The ex Celtic man has been linked to White Hart Lane this summer, but the Southampton legend has suggested why that move was never likely to happen.
Southampton midfielder Victor Wanyama has been one of the players most closely linked to Tottenham Hotspur in recent days, with the 24-year-old apparently eager to hook up with former Saints boss Mauricio Pochettion, and Southampton legend Matt Le Tissier discussed that interest during Sky Sports coverage of deadline day.
The Kenyan international submitted a transfer request in order to push through a move last week, said Sky, only to see it rejected by the South Coast club. There was some uncertainty as to whether he had joined up with his national team for the international break, as he looked to try and sort out his club future, but it is now reported that he has headed to meet up with his international teammates.
Le Tissier offered an interesting piece of inside knowledge on the North Londoner's pursuit of the former Celtic star, which if true, makes it completely understandable as to why a deal was never close to coming off.
"Wanyama got a little bit unsettled with all the talk about Tottenham," Le Tissier said on Sky Sports News. "But as far as I’m aware there was only one bid from Tottenham, which was quite a few weeks ago now.
"From what I’m aware, it was less than they paid Celtic for him so it was never going to be considered."

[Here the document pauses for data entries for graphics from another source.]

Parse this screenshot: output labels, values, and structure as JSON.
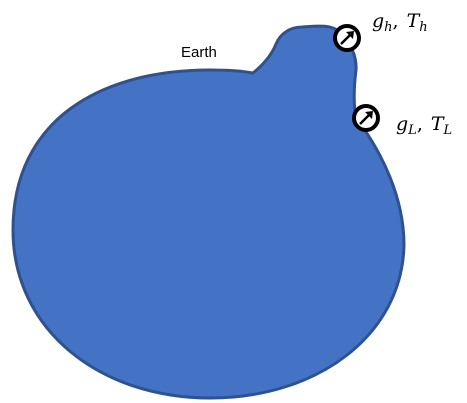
{
  "diagram": {
    "earth_label": "Earth",
    "body_fill": "#4472C4",
    "body_stroke": "#2F528F",
    "gauge_high": {
      "label_main": "g",
      "label_sub": "h",
      "sep": ",",
      "label_main2": "T",
      "label_sub2": "h",
      "icon": "gauge-icon"
    },
    "gauge_low": {
      "label_main": "g",
      "label_sub": "L",
      "sep": ",",
      "label_main2": "T",
      "label_sub2": "L",
      "icon": "gauge-icon"
    }
  }
}
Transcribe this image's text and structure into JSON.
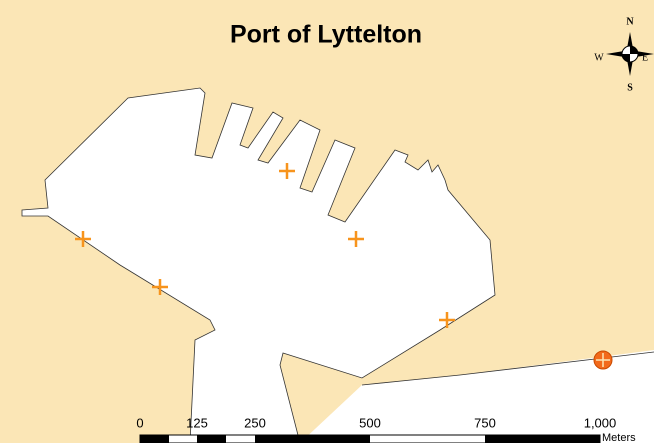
{
  "title": "Port of Lyttelton",
  "compass": {
    "north": "N",
    "south": "S",
    "east": "E",
    "west": "W"
  },
  "scale_bar": {
    "labels": [
      "0",
      "125",
      "250",
      "500",
      "750",
      "1,000"
    ],
    "units": "Meters"
  }
}
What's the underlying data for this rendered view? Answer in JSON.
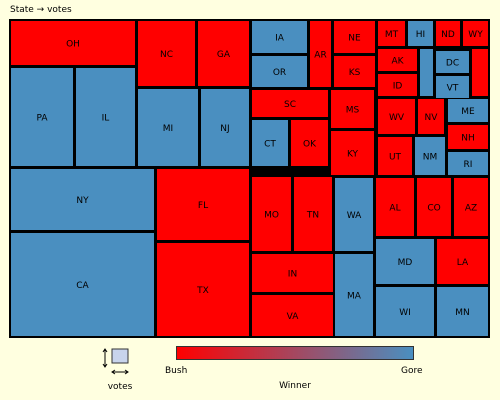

The fact Daniel Levy and Spurs attempted to buy a player for less than the Saints paid the Bhoys for him, said to be £12.5 million according to BBC Sport, despite him excelling in the Premier League, will certainly frustrate Tottenham fans who have been calling out for a genuine defensive midfield all summer.
Levy is renowned as a tough negotiator who is able to get good fees for his own players, but in recent years some of the big money purchases made at the club have struggled to make an impact.
But his pursuit of both Wanyama and the likes of Saido Berahino look like falling flat on account of offers that were never likely to tempt a side into selling one of their best players, especially as what could be seen as initial offers were not followed up with more agreeable bids.